Laurette wants to know and decides to trace the provenance of Hildegarde's encyclopedia through successive owners. One early owner was Pierre de la Ramée (1515‐1572), the first writer to use a table of contents. Another was Louis Moreri (1643‐1680), who pioneered the alphabetical arrangement of topics in his encyclopedia. During the turmoil of the French Revolution the encyclopedia was saved from destruction by Alexis Wagnières (1769‐1832), an advocate of the newfangled technology of using recycled playing cards to create easily‐updated, random‐access card indexes. Later it was acquired by Paul Otlet (1868‐1943), who advanced faceted classification, theorized hypertext, and envisioned a “world brain.” It just happens to be the case that ownership of the saintly Hildegarde's encyclopedia had passed from one pioneer of information science to another.

But there is more excitement than the purely historical in Laurette's detective adventures, which remind one of the “Perils of Pauline.” (As Chapter 24 ends she finds that she has been locked in the Mundaneum archives of Paul Otlet and Henri Lafontaine in Mons for the night and is being harassed by a lecherous colleague. She escapes by climbing up on top of a large pile of books where she spends the night reading an account of Lafontaine's sister Léonie's secret unrequited passion for Paul Otlet.)

Laurette is an attractive figure throughout, with a charming remedy when her boyfriend has a fever.

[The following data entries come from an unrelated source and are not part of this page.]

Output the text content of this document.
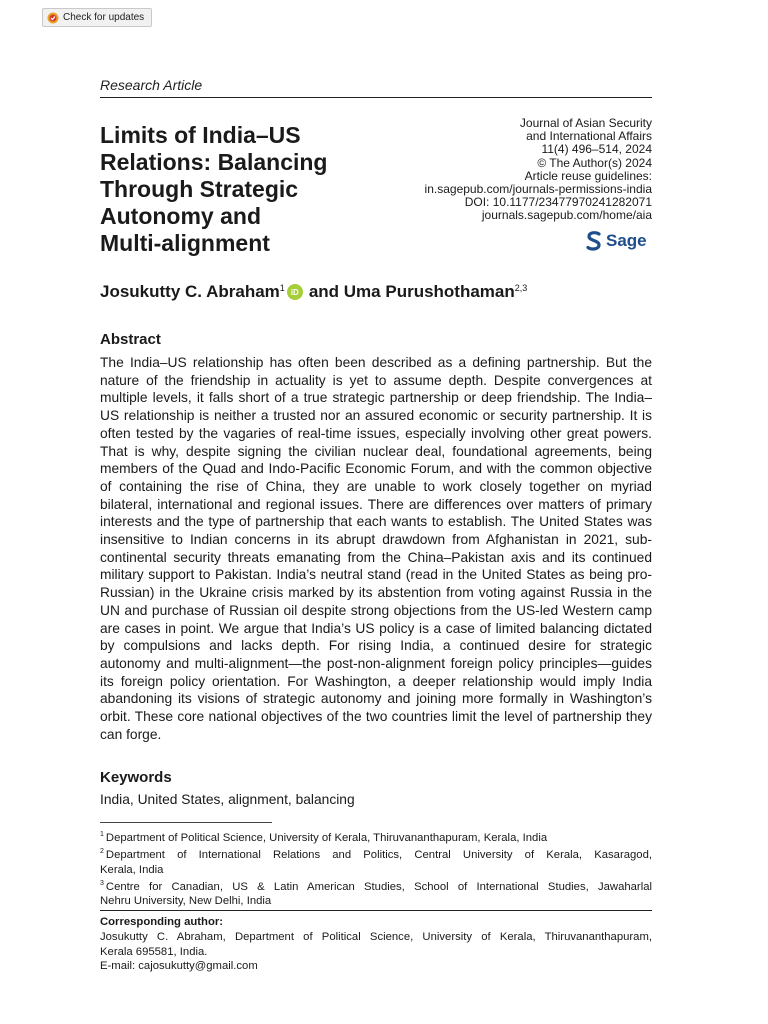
Check for updates
Research Article
Limits of India–US
Relations: Balancing
Through Strategic
Autonomy and
Multi-alignment
Journal of Asian Security
and International Affairs
11(4) 496–514, 2024
© The Author(s) 2024
Article reuse guidelines:
in.sagepub.com/journals-permissions-india
DOI: 10.1177/23477970241282071
journals.sagepub.com/home/aia
Sage
Josukutty C. Abraham$^1$ iD and
Uma Purushothaman$^{2,3}$
Abstract

The India–US relationship has often been described as a defining partnership. But the nature of the friendship in actuality is yet to assume depth. Despite convergences at multiple levels, it falls short of a true strategic partnership or deep friendship. The India–US relationship is neither a trusted nor an assured economic or security partnership. It is often tested by the vagaries of real-time issues, especially involving other great powers. That is why, despite signing the civilian nuclear deal, foundational agreements, being members of the Quad and Indo-Pacific Economic Forum, and with the common objective of containing the rise of China, they are unable to work closely together on myriad bilateral, international and regional issues. There are differences over matters of primary interests and the type of partnership that each wants to establish. The United States was insensitive to Indian concerns in its abrupt drawdown from Afghanistan in 2021, sub-continental security threats emanating from the China–Pakistan axis and its continued military support to Pakistan. India’s neutral stand (read in the United States as being pro-Russian) in the Ukraine crisis marked by its abstention from voting against Russia in the UN and purchase of Russian oil despite strong objections from the US-led Western camp are cases in point. We argue that India’s US policy is a case of limited balancing dictated by compulsions and lacks depth. For rising India, a continued desire for strategic autonomy and multi-alignment—the post-non-alignment foreign policy principles—guides its foreign policy orientation. For Washington, a deeper relationship would imply India abandoning its visions of strategic autonomy and joining more formally in Washington’s orbit. These core national objectives of the two countries limit the level of partnership they can forge.

Keywords
India, United States, alignment, balancing
$^1$ Department of Political Science, University of Kerala, Thiruvananthapuram, Kerala, India
$^2$ Department of International Relations and Politics, Central University of Kerala, Kasaragod,
Kerala, India
$^3$ Centre for Canadian, US & Latin American Studies, School of International Studies, Jawaharlal
Nehru University, New Delhi, India
Corresponding author:
Josukutty C. Abraham, Department of Political Science, University of Kerala, Thiruvananthapuram,
Kerala 695581, India.
E-mail: cajosukutty@gmail.com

Her friend Christine, is initially portrayed more negatively, but as the difficulties in her life become clearer, including the elitism of the Sorbonne establishment, a lack of administrative support for her academic work, and the arrogance and ignorance of the “Habilitation” jury that assesses her for promotion to full professor, we come to view her with increasing sympathy.

By now, it may have been noticed that in this book, published in Paris, the pioneers of information science are French, or French‐speaking, and so it is less than a total surprise to learn that Hildegarde's encyclopedia was rescued from the uncertain fate of Otlet's archives by none other than Suzanne Briet (1894‐1989). In an article about Briet some years ago, this reviewer expressed regret that Briet's published memoirs were cryptic and limited. If only, I wrote, she had left a fuller account. And here it is! Chapters 35 to 40 reprint Briet's previously unknown reminiscences, found by the enterprising Laurette. (Mind you, some details seem suspect and the tone is of a kinder, gentler Briet than is found in her other authenticated writings.)

Not only is this book a proper antidote to anyone who assumes that information science is historically an English‐language enterprise, it also helps undermine any chauvinist assumptions that only men contributed to it.

The author, Sylvie Fayet‐Scribe, is a member of the faculty of the University of Paris – Sorbonne and it is written with an insider's familiarity with the Sorbonne and nearby institutions. She also writes with historical authority, being the editor and compiler of a web site on the history of the organization of knowledge and the author of an excellent book on the history of documentation in France (Fayet‐Scribe, 1997, 2000).

Much of the content is historically authentic, but not in all details. The frustration in writing history books is the paralyzing lack of evidence concerning the private lives and inner feelings of historical figures. But in an historical novel like this a knowledgeable author can freely extend and enrich established historical evidence with imagined, but plausible additions, a wonderfully liberating option. Some of what Laurette discovers is fictional and so is one of the historical persons named above.

First novels commonly contain autobiographical elements and this novel appears to be no exception. Which parts, in this case, we leave as a mystery within the mystery.

References

Fayet‐Scribe, S. (Ed.) (1997), “Le savoir et ses outils d'accès: repères historiques” Solaris, Dossier 04 – 1997, available at: http://biblio‐fr.info.unicaen.fr/bnum/jelec/Solaris/d04/index.html (accessed December 30, 2007).

Fayet‐Scribe, S. (2000), Histoire de la documentation en France: Culture, science et technologie de l'information, 1895‐1937, CNRS éditions, Paris.